Hiver. Basse-ville de Québec.

Janvier gris. L’année dernière s’est littéralement terminée dans le brouillard. Le 31 décembre, sur le pont de Québec, on roulait dans un nuage inquiétant qui effaçait les autres véhicules et donnait l’impression d’être seul au monde. L’hiver semble figé depuis, morne, humide et indolent. Je me surprends à espérer des jours de froid mordant baignés de lumière vive, avec des ciels bleus comme la mer et un soleil jaune aveuglant amplifié par la neige parfaitement blanche. Des jours où il faut marcher vite et droit au but, quand la neige crisse sous les pas et la morsure du froid réveille.

Fred, heureusement, me rappelle quand il faut manger, marcher et le gratter derrière les oreilles. L’essentiel.

Je n’ai pas beaucoup de travail. Quelques contrats de révision de textes, une charge de cours à l’université, un cours de yoga. Je ne vois pas beaucoup de monde non plus : chacun s’est un peu replié sur soi, depuis la pandémie, et comme il ne neige pas beaucoup et qu’il y a peu à pelleter, je croise rarement mes voisins. Fred et moi profitons des jours où les côtes ne sont pas trop glacées pour monter en haute-ville jusque sur les plaines d’Abraham. Derrière le musée des beaux-arts, au bord du cap Diamant, les arbres nus dévoilent le fleuve couvert de glaces. C’est un paysage qui change constamment – les couleurs, la forme des glaces, les textures.

Alors que nous revenons en passant par le jardin Jeanne-D’Arc, une femme aux cheveux argentés s’approche en me saluant de la main. Je ne la reconnais pas. Elle dit qu’elle nous voit passer souvent, de sa fenêtre, qu’elle a déjà eu un chien qui ressemblait à Fred, qu’elle voulait me parler depuis longtemps. Je n’ai pas spécialement envie de socialiser, mais je décide de faire un effort. Je souris, j’écoute. C’est tout ce qu’elle souhaite.

Elle s’appelle Béatrice. Elle me parle de son chien. Il était très doux avec les enfants, aimait le fromage. Il est mort d’un cancer à l’âge de douze ans. Un lymphome lymphoblastique diagnostiqué au stade 4. Elle me montre une photo qu’elle garde dans son portefeuille. Elle a raison, son chien pourrait être le jumeau de Fred. Maintenant, elle vit dans une résidence et n’a pas le droit d’avoir d’animaux. Elle n’aurait plus la force de soulever un gros chien de toute façon. Là où elle vit, les gens sont vieux. Elle ne voit plus beaucoup de jeunes, sauf lorsqu’elle sort pour faire ses courses. Elle achètera tout à l’heure du fromage et des chocolats aux Halles, sur la rue Cartier. Le fromager lui a fait découvrir le Pizy, un fromage de Lanaudière qu’elle adore. Elle veut connaître mon nom.

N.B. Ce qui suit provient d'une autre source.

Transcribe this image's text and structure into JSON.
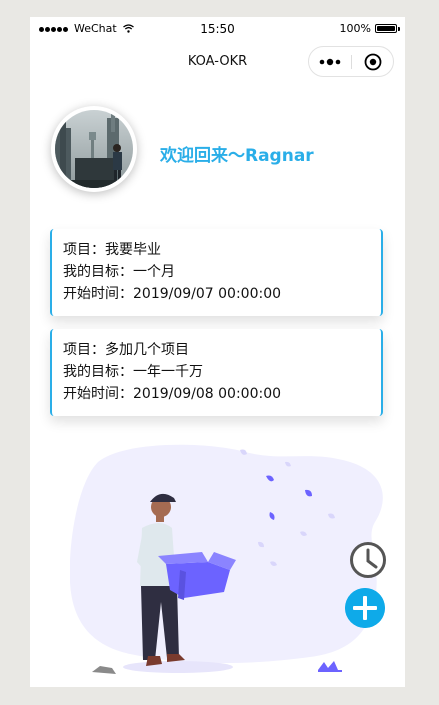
{
  "status_bar": {
    "carrier": "WeChat",
    "time": "15:50",
    "battery": "100%"
  },
  "nav": {
    "title": "KOA-OKR",
    "capsule_icons": [
      "more-icon",
      "close-icon"
    ]
  },
  "profile": {
    "welcome": "欢迎回来～Ragnar"
  },
  "cards": [
    {
      "project": "项目：我要毕业",
      "goal": "我的目标：一个月",
      "start": "开始时间：2019/09/07 00:00:00"
    },
    {
      "project": "项目：多加几个项目",
      "goal": "我的目标：一年一千万",
      "start": "开始时间：2019/09/08 00:00:00"
    }
  ],
  "actions": {
    "history_icon": "clock-icon",
    "add_icon": "plus-icon"
  },
  "colors": {
    "accent": "#2aaee8",
    "fab": "#0eaae9",
    "illustration_purple": "#6c63ff",
    "blob": "#f0effe"
  }
}
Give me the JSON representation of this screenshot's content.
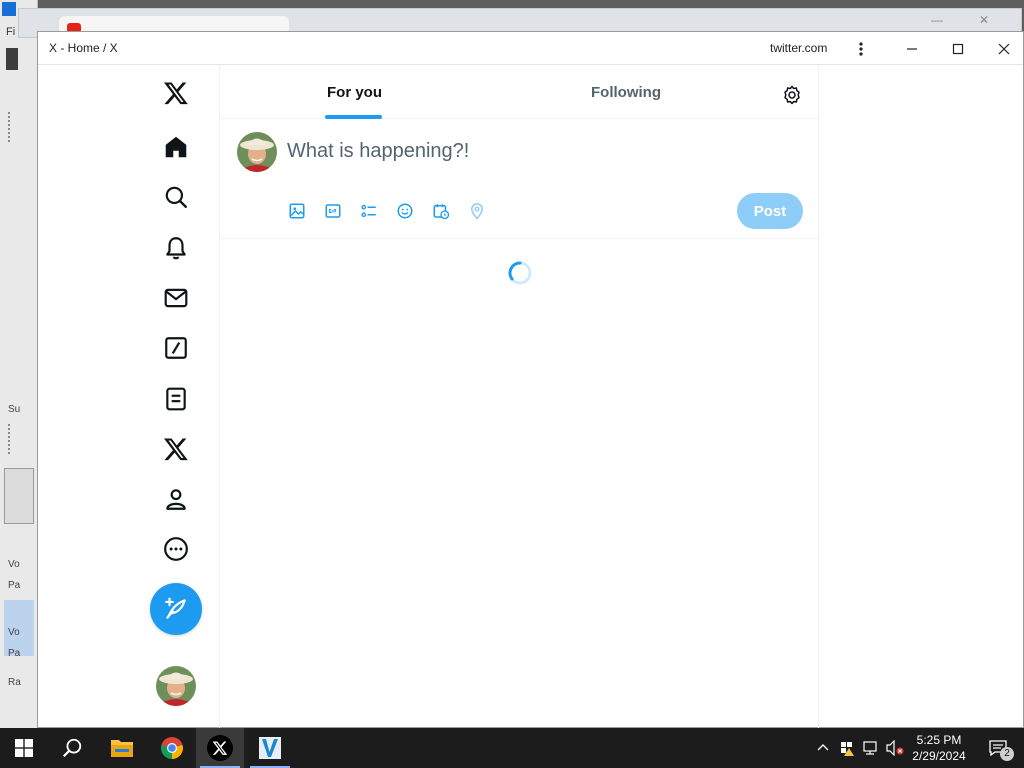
{
  "background": {
    "left_app_menu": "Fi",
    "left_labels": [
      "Su",
      "Vo",
      "Pa",
      "Vo",
      "Pa",
      "Ra"
    ],
    "colors": {
      "desktop": "#5e5e5e",
      "panel": "#e9e9e9"
    }
  },
  "window": {
    "title": "X - Home / X",
    "domain": "twitter.com",
    "menu_icon": "more-vertical-icon",
    "controls": [
      "minimize-icon",
      "maximize-icon",
      "close-icon"
    ]
  },
  "sidebar": {
    "logo": "x-logo-icon",
    "items": [
      {
        "name": "home",
        "icon": "home-icon"
      },
      {
        "name": "explore",
        "icon": "search-icon"
      },
      {
        "name": "notifications",
        "icon": "bell-icon"
      },
      {
        "name": "messages",
        "icon": "mail-icon"
      },
      {
        "name": "grok",
        "icon": "grok-icon"
      },
      {
        "name": "lists",
        "icon": "lists-icon"
      },
      {
        "name": "premium",
        "icon": "x-premium-icon"
      },
      {
        "name": "profile",
        "icon": "profile-icon"
      },
      {
        "name": "more",
        "icon": "more-circle-icon"
      }
    ],
    "compose_icon": "feather-plus-icon",
    "avatar": "user-avatar"
  },
  "main": {
    "tabs": [
      {
        "label": "For you",
        "active": true
      },
      {
        "label": "Following",
        "active": false
      }
    ],
    "settings_icon": "gear-icon",
    "composer": {
      "placeholder": "What is happening?!",
      "tools": [
        "image-icon",
        "gif-icon",
        "poll-icon",
        "emoji-icon",
        "schedule-icon",
        "location-icon"
      ],
      "post_label": "Post"
    },
    "loading": true
  },
  "taskbar": {
    "apps": [
      "windows-start-icon",
      "search-icon",
      "file-explorer-icon",
      "chrome-icon",
      "x-app-icon",
      "vegas-pro-icon"
    ],
    "active_app": "x-app-icon",
    "time": "5:25 PM",
    "date": "2/29/2024",
    "notification_count": "2"
  },
  "colors": {
    "accent": "#1d9bf0",
    "post_disabled": "#8ecdf8",
    "text_primary": "#0f1419",
    "text_secondary": "#536471"
  }
}
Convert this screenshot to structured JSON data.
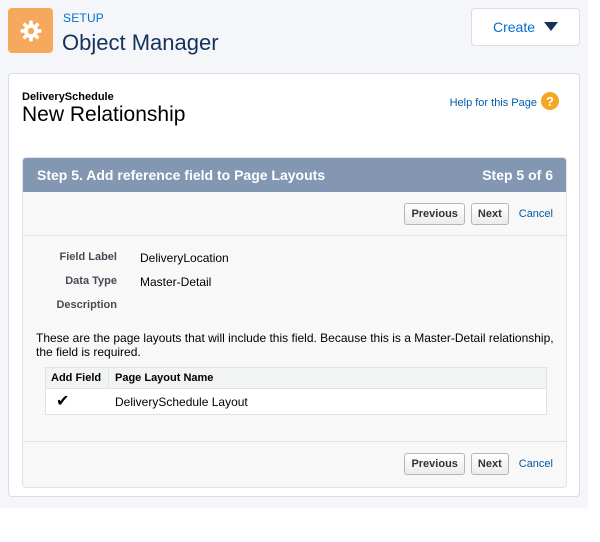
{
  "header": {
    "section_label": "SETUP",
    "title": "Object Manager",
    "create_button": "Create"
  },
  "page": {
    "object_name": "DeliverySchedule",
    "title": "New Relationship",
    "help_link": "Help for this Page",
    "help_icon": "?"
  },
  "step": {
    "title": "Step 5. Add reference field to Page Layouts",
    "counter": "Step 5 of 6",
    "previous_label": "Previous",
    "next_label": "Next",
    "cancel_label": "Cancel"
  },
  "fields": [
    {
      "label": "Field Label",
      "value": "DeliveryLocation"
    },
    {
      "label": "Data Type",
      "value": "Master-Detail"
    },
    {
      "label": "Description",
      "value": ""
    }
  ],
  "info_text": "These are the page layouts that will include this field. Because this is a Master-Detail relationship, the field is required.",
  "layout_table": {
    "headers": [
      "Add Field",
      "Page Layout Name"
    ],
    "rows": [
      {
        "checked": "✔",
        "name": "DeliverySchedule Layout"
      }
    ]
  },
  "colors": {
    "accent": "#0070d2",
    "header_icon_bg": "#f6a95d",
    "step_header_bg": "#8397b3",
    "help_icon_bg": "#f6a623"
  },
  "icons": {
    "setup": "gear-icon",
    "create_caret": "caret-down-icon",
    "help": "help-icon",
    "check": "checkmark-icon"
  }
}
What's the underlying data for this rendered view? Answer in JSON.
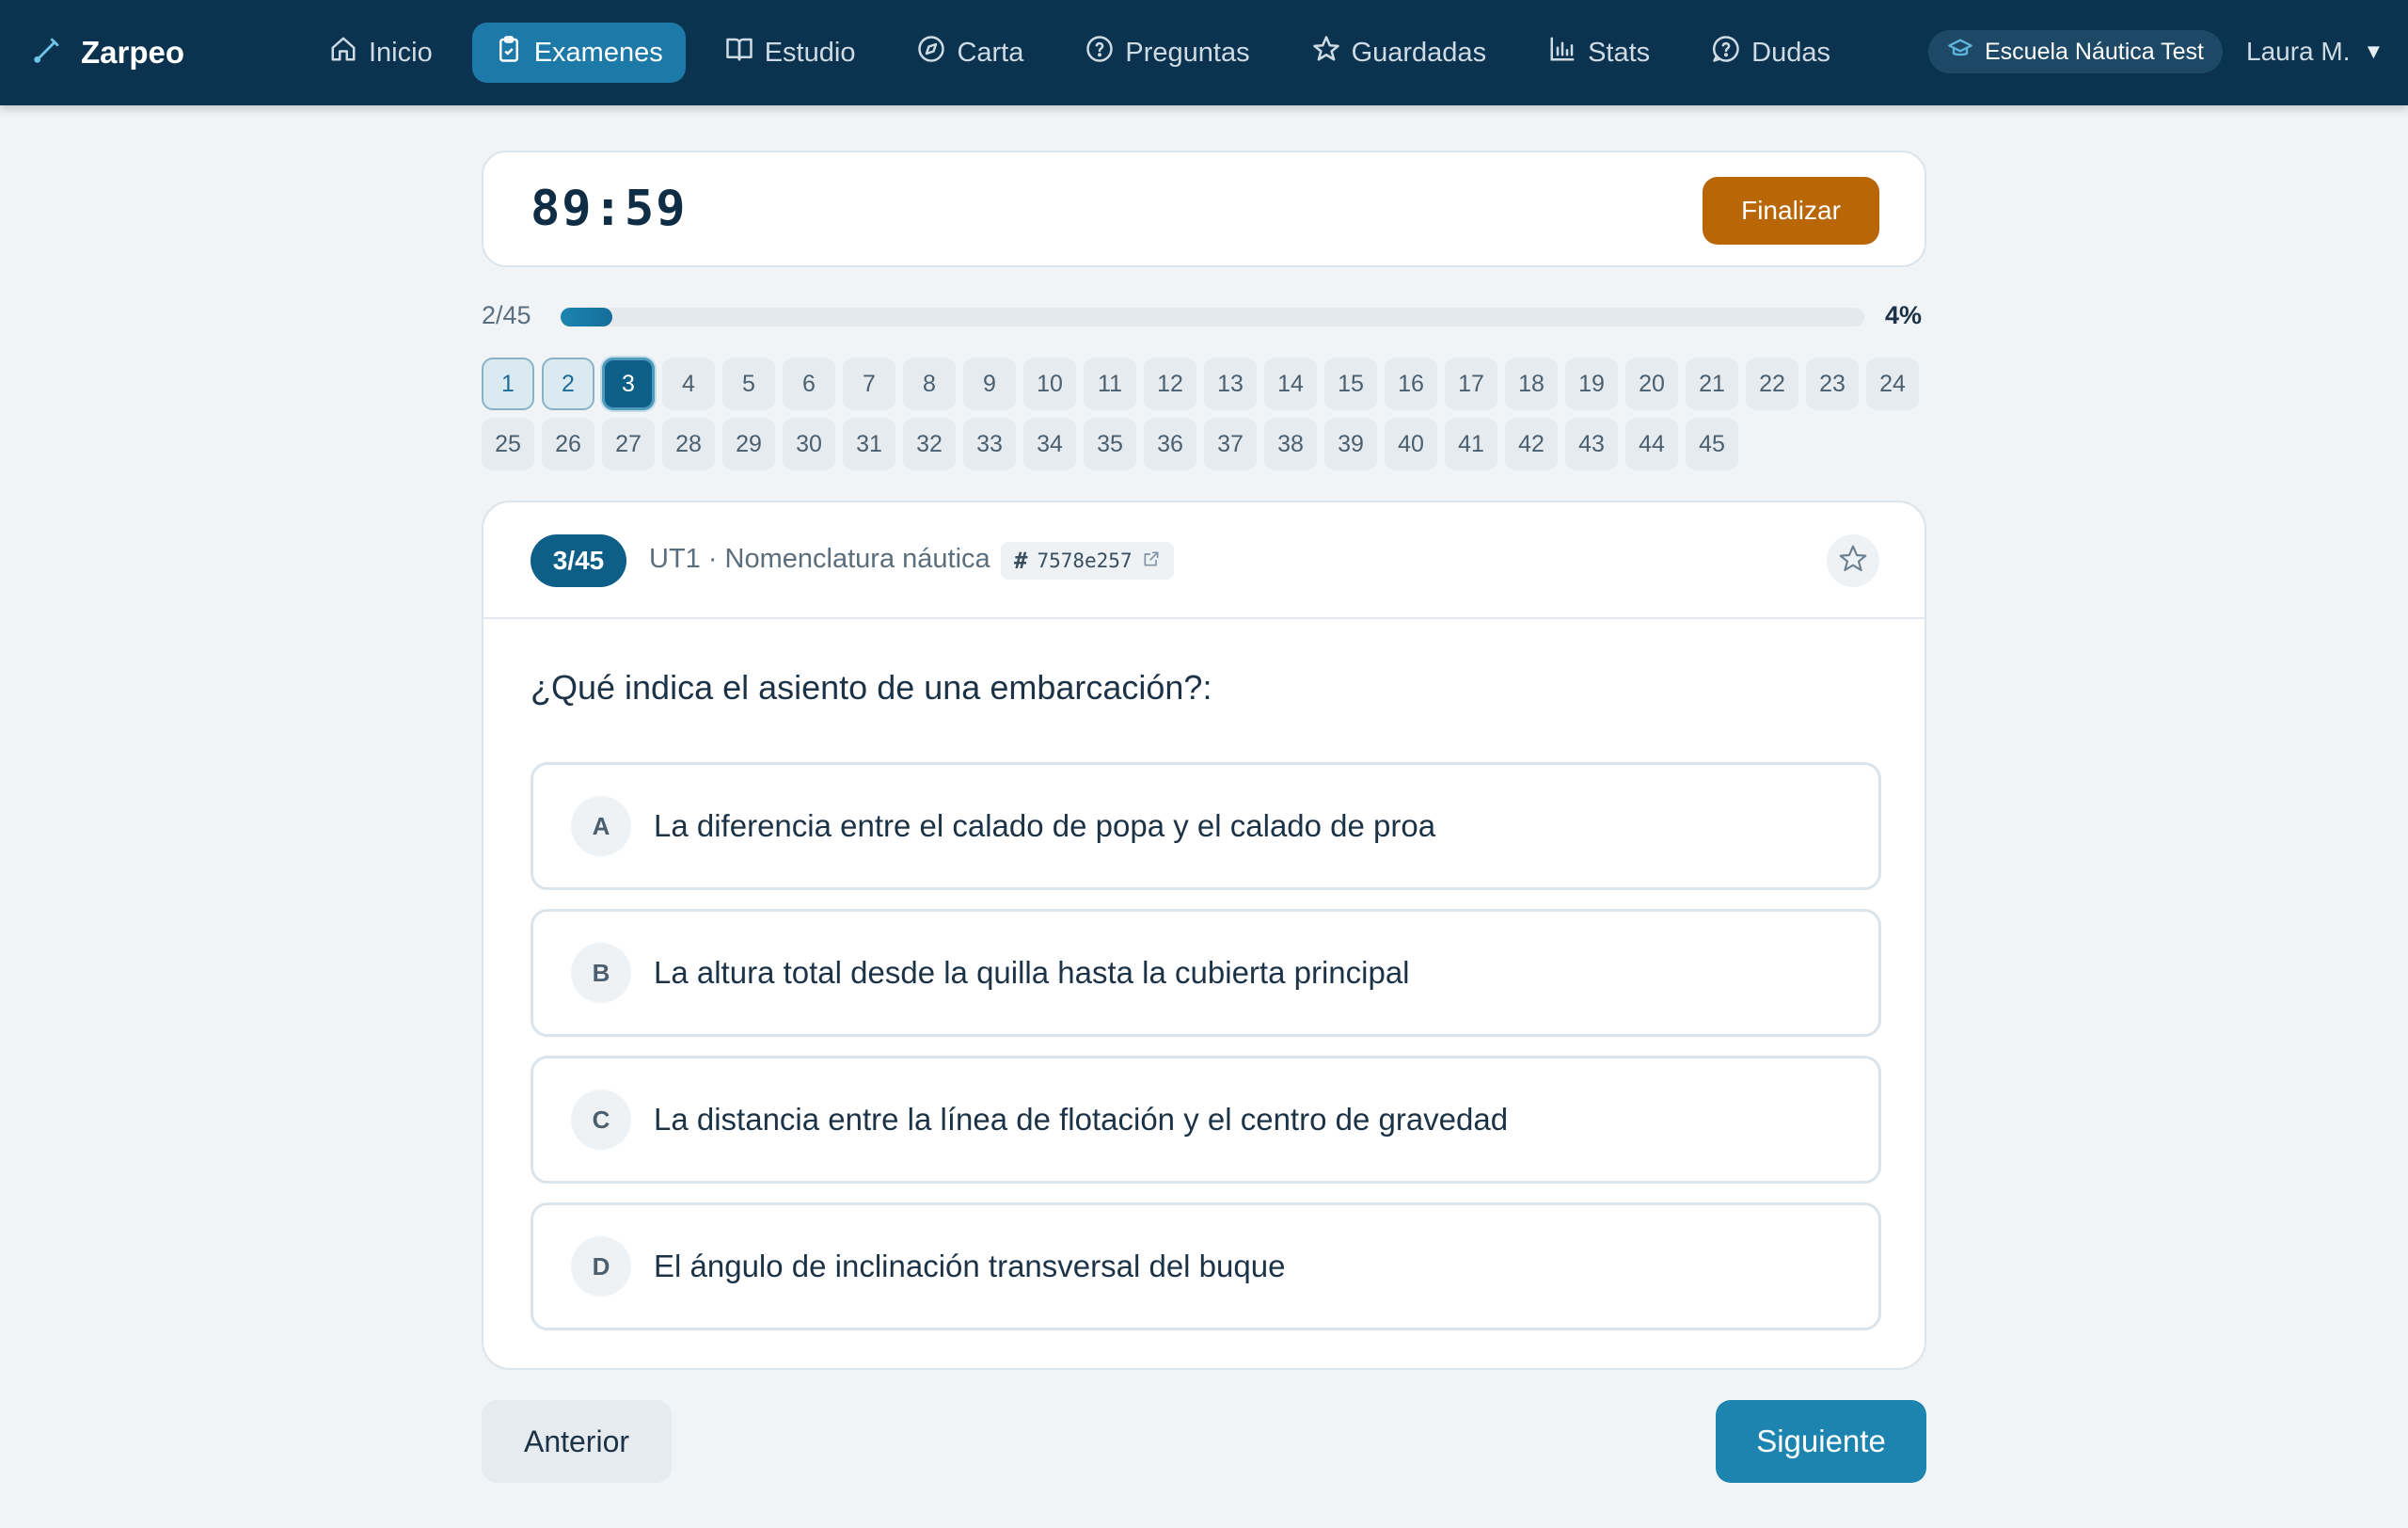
{
  "app": {
    "name": "Zarpeo"
  },
  "nav": {
    "items": [
      {
        "label": "Inicio",
        "icon": "home-icon",
        "active": false
      },
      {
        "label": "Examenes",
        "icon": "clipboard-check-icon",
        "active": true
      },
      {
        "label": "Estudio",
        "icon": "book-open-icon",
        "active": false
      },
      {
        "label": "Carta",
        "icon": "compass-icon",
        "active": false
      },
      {
        "label": "Preguntas",
        "icon": "help-circle-icon",
        "active": false
      },
      {
        "label": "Guardadas",
        "icon": "star-icon",
        "active": false
      },
      {
        "label": "Stats",
        "icon": "bar-chart-icon",
        "active": false
      },
      {
        "label": "Dudas",
        "icon": "question-bubble-icon",
        "active": false
      }
    ],
    "school": "Escuela Náutica Test",
    "user": "Laura M."
  },
  "exam": {
    "timer": "89:59",
    "finish_label": "Finalizar",
    "progress_label": "2/45",
    "progress_percent_label": "4%",
    "progress_fraction": 0.04,
    "questions": {
      "total": 45,
      "answered": [
        1,
        2
      ],
      "current": 3
    }
  },
  "question": {
    "number_badge": "3/45",
    "topic": "UT1 · Nomenclatura náutica",
    "id": "7578e257",
    "id_hash": "#",
    "text": "¿Qué indica el asiento de una embarcación?:",
    "options": [
      {
        "letter": "A",
        "text": "La diferencia entre el calado de popa y el calado de proa"
      },
      {
        "letter": "B",
        "text": "La altura total desde la quilla hasta la cubierta principal"
      },
      {
        "letter": "C",
        "text": "La distancia entre la línea de flotación y el centro de gravedad"
      },
      {
        "letter": "D",
        "text": "El ángulo de inclinación transversal del buque"
      }
    ]
  },
  "footer": {
    "prev_label": "Anterior",
    "next_label": "Siguiente"
  },
  "colors": {
    "navbar": "#0b3350",
    "accent": "#1d84b0",
    "primary_dark": "#0e5f88",
    "finish": "#b86606",
    "background": "#f1f4f6"
  }
}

Béatrice retire son gant pour tapoter la grosse tête laineuse de Fred, qui répond en lui léchant la main. Je finis par m’attendrir. Quand Fred commence à s’impatienter, je la remercie pour la conversation. Elle me souhaite une bonne année. J’ai une impression de déjà-vu. Comme si je m’étais regardée dans un miroir.